Knoxville, TN (PressExposure) August 11, 2009 -- Other than causing addiction, benzodiazepine withdrawal syndromes are also known to pose several life-threatening effects. This is because benzodiazepine withdrawal is similar to alcohol and barbiturate withdrawal syndromes and, in severe cases, are capable of provoking life threatening symptoms such as seizures, psychosis, suicidal depression, cardiac arrest, and delirium tremens - the last being the most fatal. Although these cases are rare, usually dependent on the amount of benzodiazepine consumed, its side effects can also pose severe discomfort for the addict such as flu like symptoms, severe headaches, muscular spasms or cramps, blurred visions, insomnia, impaired concentrations, and more.
There is, however, a case in which withdrawal syndromes to benzodiazepine becomes protracted. According to several adolescent drug rehab therapists, patients often have persisting withdrawal symptoms for 6 months to year or more.
Protracted Withdrawal to Benzodiazepine
Protracted withdrawal symptoms refers to symptoms persisting for a protracted time, perhaps a year or more. Patients who experience protracted withdrawal from benzodiazepines, which more commonly occurs from over-rapid withdrawal, can be reassured that the evidence shows that symptoms do continue to fade and return to normal over a period of many months or several years. According to adolescent drug rehab therapists, a figure of 10-15% of patients withdrawing from benzodiazepines may experience a protracted withdrawal syndrome. Up to this day, there is no known cure for protracted benzodiazepine withdrawal syndrome except time.
Disturbances in mental function can persist for several months or sometimes longer in protracted withdrawal. Psychotic depression persisting for more than a year following benzodiazepine withdrawal has been documented in the medical literature, even if the patient had no prior psychiatric history. Symptoms of protracted mental dysfunctions include major depressive disorder with psychotic features, including persistent depressed mood, poor concentration, decreased appetite, insomnia, anhedonia, anergia and psychomotor retardation. Paranoia has also been an issue.
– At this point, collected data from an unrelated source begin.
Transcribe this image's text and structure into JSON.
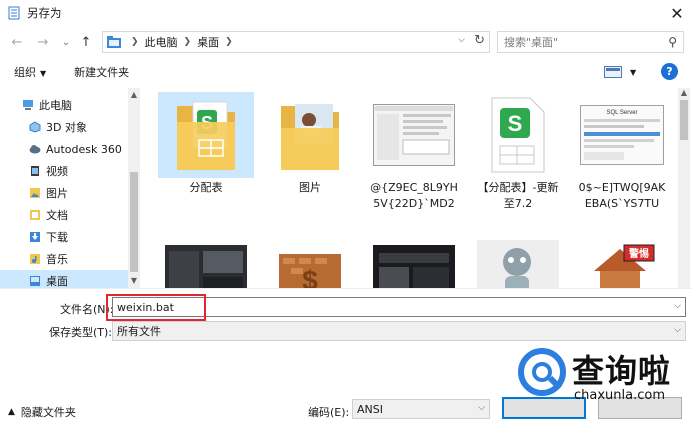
{
  "window": {
    "title": "另存为",
    "close_glyph": "✕"
  },
  "nav": {
    "back_glyph": "←",
    "forward_glyph": "→",
    "history_glyph": "⌄",
    "up_glyph": "↑",
    "breadcrumb": [
      "此电脑",
      "桌面"
    ],
    "search_placeholder": "搜索\"桌面\""
  },
  "toolbar": {
    "organize": "组织",
    "new_folder": "新建文件夹",
    "help": "?"
  },
  "sidebar": {
    "items": [
      {
        "label": "此电脑",
        "icon": "computer-icon"
      },
      {
        "label": "3D 对象",
        "icon": "3d-objects-icon"
      },
      {
        "label": "Autodesk 360",
        "icon": "cloud-icon"
      },
      {
        "label": "视频",
        "icon": "video-icon"
      },
      {
        "label": "图片",
        "icon": "pictures-icon"
      },
      {
        "label": "文档",
        "icon": "documents-icon"
      },
      {
        "label": "下载",
        "icon": "download-icon"
      },
      {
        "label": "音乐",
        "icon": "music-icon"
      },
      {
        "label": "桌面",
        "icon": "desktop-icon",
        "selected": true
      }
    ]
  },
  "files": [
    {
      "name": "分配表",
      "kind": "folder-spreadsheet"
    },
    {
      "name": "图片",
      "kind": "folder-photo"
    },
    {
      "name": "@{Z9EC_8L9YH\n5V{22D}`MD2",
      "kind": "screenshot"
    },
    {
      "name": "【分配表】-更新\n至7.2",
      "kind": "spreadsheet"
    },
    {
      "name": "0$~E]TWQ[9AK\nEBA(S`YS7TU",
      "kind": "sql-screenshot"
    },
    {
      "name": "",
      "kind": "dark-image"
    },
    {
      "name": "",
      "kind": "brick-dollar-image"
    },
    {
      "name": "",
      "kind": "dark-image"
    },
    {
      "name": "",
      "kind": "cartoon-image"
    },
    {
      "name": "",
      "kind": "warning-house-image"
    }
  ],
  "thumb_texts": {
    "sql_title": "SQL Server",
    "warning_sign": "警惕"
  },
  "form": {
    "filename_label": "文件名(N):",
    "filename_value": "weixin.bat",
    "filetype_label": "保存类型(T):",
    "filetype_value": "所有文件",
    "encoding_label": "编码(E):",
    "encoding_value": "ANSI"
  },
  "footer": {
    "hide_folders": "隐藏文件夹"
  },
  "watermark": {
    "brand": "查询啦",
    "url": "chaxunla.com"
  },
  "colors": {
    "selection": "#cce8ff",
    "highlight_box": "#e0282e",
    "accent": "#1d6fd6",
    "folder": "#f3c74f",
    "spreadsheet_green": "#2fa84f"
  }
}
Flumazenil for protracted withdrawal
Studies have been carried out to find out if there are medications that can be used for protracted withdrawal to benzodiazepine. One candidate is the use of benzodiazepine receptor antagonist, flumazenil. Study subjects had been benzodiazepine-free for between one month and five years, but all reported persisting withdrawal effects to varying degrees. Persistent symptoms included clouded thinking, tiredness, muscular symptoms such as neck tension, depersonalisation, cramps and shaking and the characteristic perceptual symptoms of benzodiazepine withdrawal, namely, pins and needles, burning skin, pain and subjective sensations of bodily distortion.
According to adolescent drug rehab therapists, therapy with 0.2â2 mg of flumazenil intravenously was found to decrease these symptoms in a placebo controlled study. This is of interest as benzodiazepine receptor antagonists are neutral and have no clinical side effects.